In some cases, GBS infection is difficult to distinguish from hyaline membrane disease, such as low Apgar scores, shock and apnea on the first day after birth, premature hydration, large heart, pleural effusion, and rapid deterioration of the disease. Continuous fetal circulation can occur if GBS infection in term infants is accompanied by hypoxia, hypotension, granulocytopenia, and apnea.

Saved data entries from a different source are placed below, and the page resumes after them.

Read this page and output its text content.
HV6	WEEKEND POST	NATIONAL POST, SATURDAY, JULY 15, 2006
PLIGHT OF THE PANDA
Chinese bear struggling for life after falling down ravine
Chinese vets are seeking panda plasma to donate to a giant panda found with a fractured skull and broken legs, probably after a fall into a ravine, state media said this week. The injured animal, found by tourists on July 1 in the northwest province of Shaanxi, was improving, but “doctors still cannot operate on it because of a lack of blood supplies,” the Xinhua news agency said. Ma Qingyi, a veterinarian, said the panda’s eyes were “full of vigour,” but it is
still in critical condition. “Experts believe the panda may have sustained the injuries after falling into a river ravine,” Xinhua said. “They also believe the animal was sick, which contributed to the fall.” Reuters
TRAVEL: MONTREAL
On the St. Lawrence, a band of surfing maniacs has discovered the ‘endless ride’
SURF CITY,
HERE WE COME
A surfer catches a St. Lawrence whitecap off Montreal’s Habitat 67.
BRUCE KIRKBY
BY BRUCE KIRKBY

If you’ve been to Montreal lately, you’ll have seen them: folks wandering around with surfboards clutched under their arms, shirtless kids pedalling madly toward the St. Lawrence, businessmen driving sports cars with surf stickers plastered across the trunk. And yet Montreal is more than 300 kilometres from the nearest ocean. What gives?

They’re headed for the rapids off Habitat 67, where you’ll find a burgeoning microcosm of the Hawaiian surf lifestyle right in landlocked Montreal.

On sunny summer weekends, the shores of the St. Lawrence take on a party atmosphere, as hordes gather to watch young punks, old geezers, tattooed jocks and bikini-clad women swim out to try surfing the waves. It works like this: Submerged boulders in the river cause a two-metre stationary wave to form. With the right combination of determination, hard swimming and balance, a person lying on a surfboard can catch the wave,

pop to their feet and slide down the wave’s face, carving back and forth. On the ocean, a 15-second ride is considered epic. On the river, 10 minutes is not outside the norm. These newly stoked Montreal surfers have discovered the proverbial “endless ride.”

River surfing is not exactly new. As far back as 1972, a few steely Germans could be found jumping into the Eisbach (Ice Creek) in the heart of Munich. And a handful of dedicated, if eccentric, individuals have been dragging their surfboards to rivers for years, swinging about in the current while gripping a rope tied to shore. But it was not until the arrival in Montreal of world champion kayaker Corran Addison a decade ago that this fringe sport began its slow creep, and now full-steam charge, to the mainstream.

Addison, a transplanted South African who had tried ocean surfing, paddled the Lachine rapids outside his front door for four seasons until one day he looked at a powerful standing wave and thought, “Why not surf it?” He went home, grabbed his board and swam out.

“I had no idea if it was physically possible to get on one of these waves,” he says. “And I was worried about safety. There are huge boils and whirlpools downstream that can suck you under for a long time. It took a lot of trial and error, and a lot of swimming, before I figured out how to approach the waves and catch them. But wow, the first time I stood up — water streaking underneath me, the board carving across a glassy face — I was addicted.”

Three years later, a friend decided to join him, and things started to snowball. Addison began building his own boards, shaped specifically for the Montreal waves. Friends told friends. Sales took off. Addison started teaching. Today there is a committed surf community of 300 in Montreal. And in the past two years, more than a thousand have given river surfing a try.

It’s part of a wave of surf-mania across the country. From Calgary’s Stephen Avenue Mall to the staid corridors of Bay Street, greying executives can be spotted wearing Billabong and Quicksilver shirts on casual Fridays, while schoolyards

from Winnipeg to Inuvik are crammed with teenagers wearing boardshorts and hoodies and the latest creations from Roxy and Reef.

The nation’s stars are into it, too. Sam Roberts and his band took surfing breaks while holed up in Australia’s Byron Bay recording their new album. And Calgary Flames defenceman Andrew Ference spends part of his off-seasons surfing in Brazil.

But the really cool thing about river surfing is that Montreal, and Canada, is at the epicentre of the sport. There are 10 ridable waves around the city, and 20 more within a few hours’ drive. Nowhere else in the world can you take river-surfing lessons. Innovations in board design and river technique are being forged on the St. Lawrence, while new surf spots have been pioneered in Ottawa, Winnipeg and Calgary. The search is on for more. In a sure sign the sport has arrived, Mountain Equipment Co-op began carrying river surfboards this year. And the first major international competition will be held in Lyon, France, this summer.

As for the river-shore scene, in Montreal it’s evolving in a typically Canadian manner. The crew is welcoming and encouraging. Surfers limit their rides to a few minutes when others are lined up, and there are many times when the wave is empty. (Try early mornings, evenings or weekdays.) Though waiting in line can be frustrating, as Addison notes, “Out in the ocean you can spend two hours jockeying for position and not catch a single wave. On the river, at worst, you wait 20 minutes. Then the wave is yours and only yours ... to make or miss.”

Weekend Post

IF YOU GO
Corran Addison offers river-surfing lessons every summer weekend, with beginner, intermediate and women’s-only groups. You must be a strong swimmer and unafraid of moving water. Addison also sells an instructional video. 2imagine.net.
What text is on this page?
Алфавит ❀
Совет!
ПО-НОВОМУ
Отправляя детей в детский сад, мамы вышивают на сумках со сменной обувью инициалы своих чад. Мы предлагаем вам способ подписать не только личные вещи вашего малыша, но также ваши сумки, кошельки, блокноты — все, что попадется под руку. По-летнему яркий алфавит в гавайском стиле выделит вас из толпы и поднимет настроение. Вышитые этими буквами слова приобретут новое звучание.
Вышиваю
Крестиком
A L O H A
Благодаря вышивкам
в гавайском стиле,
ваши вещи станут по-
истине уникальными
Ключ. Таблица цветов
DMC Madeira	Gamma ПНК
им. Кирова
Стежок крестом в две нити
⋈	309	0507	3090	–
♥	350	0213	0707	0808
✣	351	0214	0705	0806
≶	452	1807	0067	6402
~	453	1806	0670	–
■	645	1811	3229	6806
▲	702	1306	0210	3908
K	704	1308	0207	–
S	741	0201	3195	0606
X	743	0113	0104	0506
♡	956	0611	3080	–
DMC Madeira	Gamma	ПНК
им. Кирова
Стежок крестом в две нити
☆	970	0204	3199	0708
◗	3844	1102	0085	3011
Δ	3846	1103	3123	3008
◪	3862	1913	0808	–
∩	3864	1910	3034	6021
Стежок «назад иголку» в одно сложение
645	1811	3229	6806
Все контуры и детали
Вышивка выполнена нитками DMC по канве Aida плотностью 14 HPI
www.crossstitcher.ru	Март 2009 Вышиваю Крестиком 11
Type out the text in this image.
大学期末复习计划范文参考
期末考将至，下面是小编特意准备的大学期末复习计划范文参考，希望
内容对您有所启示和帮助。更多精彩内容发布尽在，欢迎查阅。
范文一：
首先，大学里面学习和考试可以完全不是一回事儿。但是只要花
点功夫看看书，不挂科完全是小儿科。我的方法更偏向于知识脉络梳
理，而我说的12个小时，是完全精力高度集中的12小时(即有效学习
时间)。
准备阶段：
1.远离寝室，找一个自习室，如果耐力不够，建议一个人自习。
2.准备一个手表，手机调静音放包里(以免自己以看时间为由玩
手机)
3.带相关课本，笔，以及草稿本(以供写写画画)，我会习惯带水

Newborn B streptococcal infection test

Newborn B Streptococcus infection laboratory test

Confirmation of diagnosis depends on positive bacterial culture (from blood, cerebrospinal fluid, urine, local lesions), while positive skin and mucous membranes only indicate bacteria.
In recent years, the diagnosis of bacterial antigens has progressed rapidly. Antigen detection methods can be used whether or not antibiotics have been used. Commonly used are latex agglutination, synergistic agglutination, convection immunoelectrophoresis and enzyme-linked immunosorbent assays, etc. It has better sex, and it is better for antigen-detecting bacteria culture for specimens with less GBS content.
An increase in specific GBS antibodies may indicate recent GBS infection. Anti-streptolysin O (ASO) and anti-DNAse B (DNAse B) are only helpful for the diagnosis of GAS, but not for GBS.

Other auxiliary tests for streptococcal infection in newborns

X-ray examination should be done routinely to understand the heart and lung conditions, EEG, ECG examination, brain CT examination and B-ultrasound examination if necessary.